The gen AI vendor landscape remains fragmented, with no single provider earning a majority market share across sectors. Instead, the preferences of corporate users vary widely by industry, reflecting differing priorities around deployment style, institutional readiness to change, data needs and technical integration requirements.
OpenAI, the maker of ChatGPT, leads in overall visibility, driven almost entirely by its dominance in the tech sector. Half of tech firms name the company as their preferred gen AI provider, compared to one-third of goods firms and just 4.8% of services firms. OpenAI’s early lead in prompt-based LLMs, the beating heart of gen AI, and developer-first tools likely explain its traction with product-led teams.
Conversely, services firms gravitate toward giants known for their ability to integrate a variety of tools across enterprises. Microsoft has captured 1 in 4 services firms. Rival Amazon AWS (Amazon Web Services) comes in 10 percentage points behind, at 14%. Nvidia registered 19% among services firms—well above its share among tech and goods firms—likely due to its infrastructure capabilities and long-standing position in data-rich environments.
Google shows cross-sector strength, capturing nearly 30% of goods companies, 25% of tech firms and 19% in services. It remains one of the only vendors with traction across all three sectors, underscoring its hybrid value proposition of cloud flexibility and AI tooling.

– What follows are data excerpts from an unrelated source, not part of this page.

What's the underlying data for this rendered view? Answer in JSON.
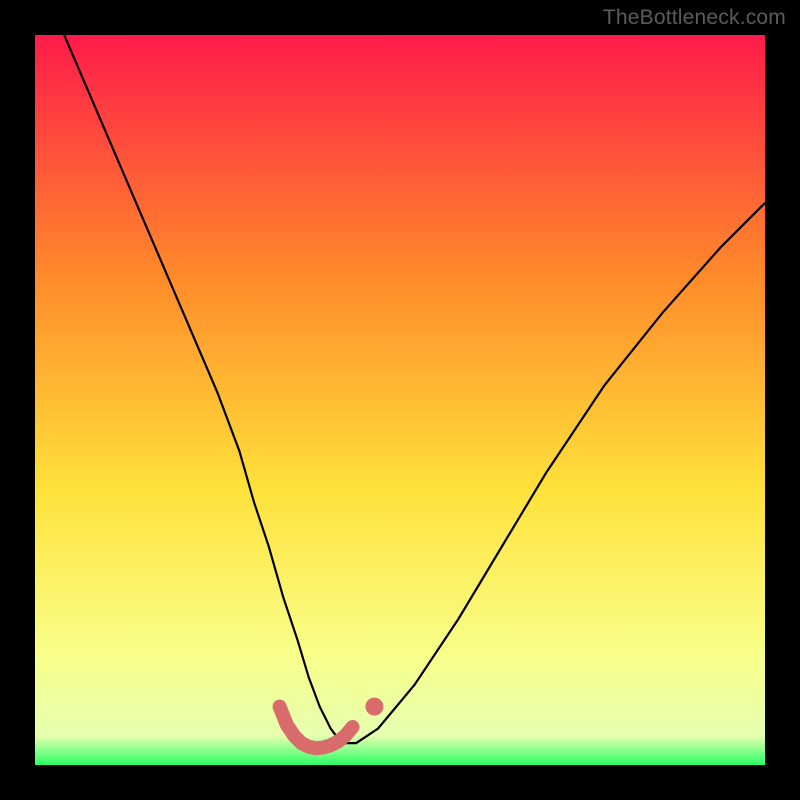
{
  "watermark": "TheBottleneck.com",
  "chart_data": {
    "type": "line",
    "title": "",
    "xlabel": "",
    "ylabel": "",
    "xlim": [
      0,
      100
    ],
    "ylim": [
      0,
      100
    ],
    "series": [
      {
        "name": "bottleneck-curve",
        "x": [
          4,
          7,
          10,
          13,
          16,
          19,
          22,
          25,
          28,
          30,
          32,
          34,
          36,
          37.5,
          39,
          40.5,
          42,
          44,
          47,
          52,
          58,
          64,
          70,
          78,
          86,
          94,
          100
        ],
        "y": [
          100,
          93,
          86,
          79,
          72,
          65,
          58,
          51,
          43,
          36,
          30,
          23,
          17,
          12,
          8,
          5,
          3,
          3,
          5,
          11,
          20,
          30,
          40,
          52,
          62,
          71,
          77
        ]
      },
      {
        "name": "highlight-segment",
        "x": [
          33.5,
          34.5,
          35.5,
          36.5,
          37.5,
          38.5,
          39.5,
          40.5,
          41.5,
          42.5,
          43.5
        ],
        "y": [
          8,
          5.5,
          4,
          3,
          2.5,
          2.3,
          2.4,
          2.7,
          3.2,
          4,
          5.2
        ]
      },
      {
        "name": "highlight-dot",
        "x": [
          46.5
        ],
        "y": [
          8.0
        ]
      }
    ],
    "colors": {
      "gradient_top": "#ff1b4a",
      "gradient_mid_upper": "#ff8a2a",
      "gradient_mid": "#ffe13a",
      "gradient_lower": "#f8ff8a",
      "gradient_bottom": "#2bff66",
      "curve": "#000000",
      "highlight": "#d86b6b",
      "frame": "#000000"
    }
  }
}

The rest of the vendor market remains highly fragmented. Vendors like Meta, Apple and Mistral each earn low, single-digit support. Apple, in particular, appears to be playing catch-up. The iPhone behemoth has failed to reach double-digit market penetration in any segment.
This fragmentation signals a market in motion. As companies using gen AI prioritize features like fine-tuning, security, vertical specialization and model transparency, provider allegiances will likely remain dynamic—creating room for both incumbents and challengers to shape what “enterprise-ready” gen AI really means.